Flowers Cork Street
21 Cork St
London
W1S 3LZ
United Kingdom
John Keane’s reputation as a political artist has been established through a sustained artistic inquiry into military and social conflicts around the world, from Northern Ireland to Central America and the Middle East, where he was commissioned as the Official British War Artist of the Gulf War. A new exhibition at Flowers Gallery, Cork Street, will focus on Keane’s most recent series of paintings, which centre on a single self-portrait image. The exhibition of paintings, many obscured and transformed with reactive metallic paints, examines the nature of self reflection, and how experience can inform our understanding of self.
The series Twelve Selves started with the image used for the self portrait Fear No.1, produced in 2013, in which Keane placed himself in the role of a victim of the NKVD, Stalin’s secret police, alongside a series of sourced imagery surrounding the Moscow show trials that took place during the 1930s. Keane has described the series as attempting to “tease out the essence of the most fundamental driver of human reaction, usually found at the root of all violence - fear.”
Over recent years, this particular self-portrait has become a recurring motif, forming the material for both an existential meditation and a period of painterly exploration spanning close to fifty works. Altering the painted or printed portrait using chemical processes, Keane has engaged with the tension between the image and its material substance, allowing the materials to play an active role in determining the image, while retaining the vestiges of its original meaning.
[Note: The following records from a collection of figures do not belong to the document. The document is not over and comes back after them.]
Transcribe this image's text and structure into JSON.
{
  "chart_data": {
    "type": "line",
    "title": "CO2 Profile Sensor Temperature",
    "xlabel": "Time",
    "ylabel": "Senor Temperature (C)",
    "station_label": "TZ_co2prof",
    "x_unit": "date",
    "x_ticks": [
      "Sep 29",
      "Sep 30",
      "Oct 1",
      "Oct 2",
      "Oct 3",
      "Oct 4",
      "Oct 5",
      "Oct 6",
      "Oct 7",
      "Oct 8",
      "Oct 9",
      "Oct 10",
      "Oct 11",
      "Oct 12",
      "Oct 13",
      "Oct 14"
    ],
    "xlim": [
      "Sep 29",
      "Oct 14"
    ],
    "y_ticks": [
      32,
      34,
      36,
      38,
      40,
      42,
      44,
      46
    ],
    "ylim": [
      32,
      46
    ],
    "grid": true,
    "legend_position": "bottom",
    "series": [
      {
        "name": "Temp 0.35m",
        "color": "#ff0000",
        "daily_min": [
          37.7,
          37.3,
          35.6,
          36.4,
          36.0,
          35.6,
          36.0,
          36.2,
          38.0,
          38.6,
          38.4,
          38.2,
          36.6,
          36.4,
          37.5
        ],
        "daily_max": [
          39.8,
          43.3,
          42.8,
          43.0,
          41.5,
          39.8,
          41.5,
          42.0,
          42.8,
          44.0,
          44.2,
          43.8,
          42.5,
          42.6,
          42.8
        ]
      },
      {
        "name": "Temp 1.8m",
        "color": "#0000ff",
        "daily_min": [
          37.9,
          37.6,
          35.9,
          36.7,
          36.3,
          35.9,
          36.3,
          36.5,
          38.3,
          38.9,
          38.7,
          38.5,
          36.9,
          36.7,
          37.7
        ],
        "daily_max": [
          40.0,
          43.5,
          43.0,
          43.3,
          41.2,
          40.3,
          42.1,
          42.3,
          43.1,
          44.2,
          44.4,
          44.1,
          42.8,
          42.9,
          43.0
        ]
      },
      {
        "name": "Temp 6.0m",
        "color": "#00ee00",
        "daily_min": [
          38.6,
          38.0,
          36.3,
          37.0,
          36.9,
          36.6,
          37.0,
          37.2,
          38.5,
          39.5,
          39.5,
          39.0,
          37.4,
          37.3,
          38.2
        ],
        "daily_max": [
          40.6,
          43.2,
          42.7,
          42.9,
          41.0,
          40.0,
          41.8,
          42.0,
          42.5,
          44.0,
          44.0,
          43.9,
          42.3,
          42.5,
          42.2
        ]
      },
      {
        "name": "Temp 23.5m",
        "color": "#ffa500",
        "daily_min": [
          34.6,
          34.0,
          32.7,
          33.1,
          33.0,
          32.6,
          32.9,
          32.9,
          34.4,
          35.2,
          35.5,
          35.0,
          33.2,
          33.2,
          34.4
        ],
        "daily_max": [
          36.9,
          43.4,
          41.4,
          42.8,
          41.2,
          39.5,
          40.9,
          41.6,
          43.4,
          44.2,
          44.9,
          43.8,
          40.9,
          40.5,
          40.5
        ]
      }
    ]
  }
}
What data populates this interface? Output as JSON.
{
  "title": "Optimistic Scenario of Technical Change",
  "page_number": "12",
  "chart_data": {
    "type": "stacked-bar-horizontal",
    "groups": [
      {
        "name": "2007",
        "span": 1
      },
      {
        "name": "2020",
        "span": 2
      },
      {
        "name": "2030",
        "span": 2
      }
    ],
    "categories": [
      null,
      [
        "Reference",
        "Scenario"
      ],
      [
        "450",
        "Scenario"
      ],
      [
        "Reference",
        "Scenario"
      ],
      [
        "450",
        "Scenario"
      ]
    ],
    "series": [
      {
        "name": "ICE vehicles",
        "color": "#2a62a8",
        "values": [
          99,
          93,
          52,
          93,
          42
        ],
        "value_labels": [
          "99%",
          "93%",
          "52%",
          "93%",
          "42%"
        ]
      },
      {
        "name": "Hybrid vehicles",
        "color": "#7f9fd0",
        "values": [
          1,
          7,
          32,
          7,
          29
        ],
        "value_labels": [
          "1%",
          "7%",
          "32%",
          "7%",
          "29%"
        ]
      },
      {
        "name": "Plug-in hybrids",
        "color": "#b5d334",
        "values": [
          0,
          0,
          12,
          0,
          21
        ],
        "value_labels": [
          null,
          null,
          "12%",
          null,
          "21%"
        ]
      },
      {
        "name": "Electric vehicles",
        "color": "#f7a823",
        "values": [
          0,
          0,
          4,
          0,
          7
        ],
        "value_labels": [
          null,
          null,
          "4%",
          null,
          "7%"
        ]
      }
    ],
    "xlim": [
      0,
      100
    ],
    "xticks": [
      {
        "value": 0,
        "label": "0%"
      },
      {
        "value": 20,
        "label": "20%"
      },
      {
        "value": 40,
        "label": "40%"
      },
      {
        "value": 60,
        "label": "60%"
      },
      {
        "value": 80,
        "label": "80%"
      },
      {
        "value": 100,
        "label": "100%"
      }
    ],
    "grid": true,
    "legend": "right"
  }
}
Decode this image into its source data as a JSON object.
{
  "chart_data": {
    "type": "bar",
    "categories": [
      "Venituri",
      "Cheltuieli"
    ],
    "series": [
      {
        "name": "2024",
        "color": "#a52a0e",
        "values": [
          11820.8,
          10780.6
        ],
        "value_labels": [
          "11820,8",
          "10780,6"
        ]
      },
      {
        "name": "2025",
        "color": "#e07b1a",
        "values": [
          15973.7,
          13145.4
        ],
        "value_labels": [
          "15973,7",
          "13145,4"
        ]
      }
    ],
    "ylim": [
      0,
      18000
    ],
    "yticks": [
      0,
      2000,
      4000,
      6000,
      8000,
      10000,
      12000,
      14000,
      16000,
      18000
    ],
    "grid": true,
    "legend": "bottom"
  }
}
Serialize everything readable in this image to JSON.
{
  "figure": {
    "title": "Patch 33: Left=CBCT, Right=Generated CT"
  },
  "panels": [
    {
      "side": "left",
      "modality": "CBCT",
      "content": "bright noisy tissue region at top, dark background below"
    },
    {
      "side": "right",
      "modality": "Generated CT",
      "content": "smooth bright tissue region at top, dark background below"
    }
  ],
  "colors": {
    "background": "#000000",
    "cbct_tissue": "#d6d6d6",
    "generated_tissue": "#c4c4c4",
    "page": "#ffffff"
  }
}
Where previous techniques to alter and obscure found imagery may have been a response to perceived political and media obfuscation - often as an attempt to mute or subvert the message - the latest works provide reflective metaphors for the passing of time (the twelve in the title relating perhaps to hours on the clock or months of the year), the process of aging, and personal transformation. Notions of time are embedded within the labour-intensive hand-painted images, countering the spontaneity of the ubiquitous contemporary snap-shot ‘selfie’. The rapid oxidization of the overlaid metallic paints also attests to a more malleable concept of time, enhanced and manipulated by chemical processes. Despite the incursions on the surface of each painting, the original image, imagined as a response to fear and uncertainty, appears resistant to destruction or attempts to render it silent.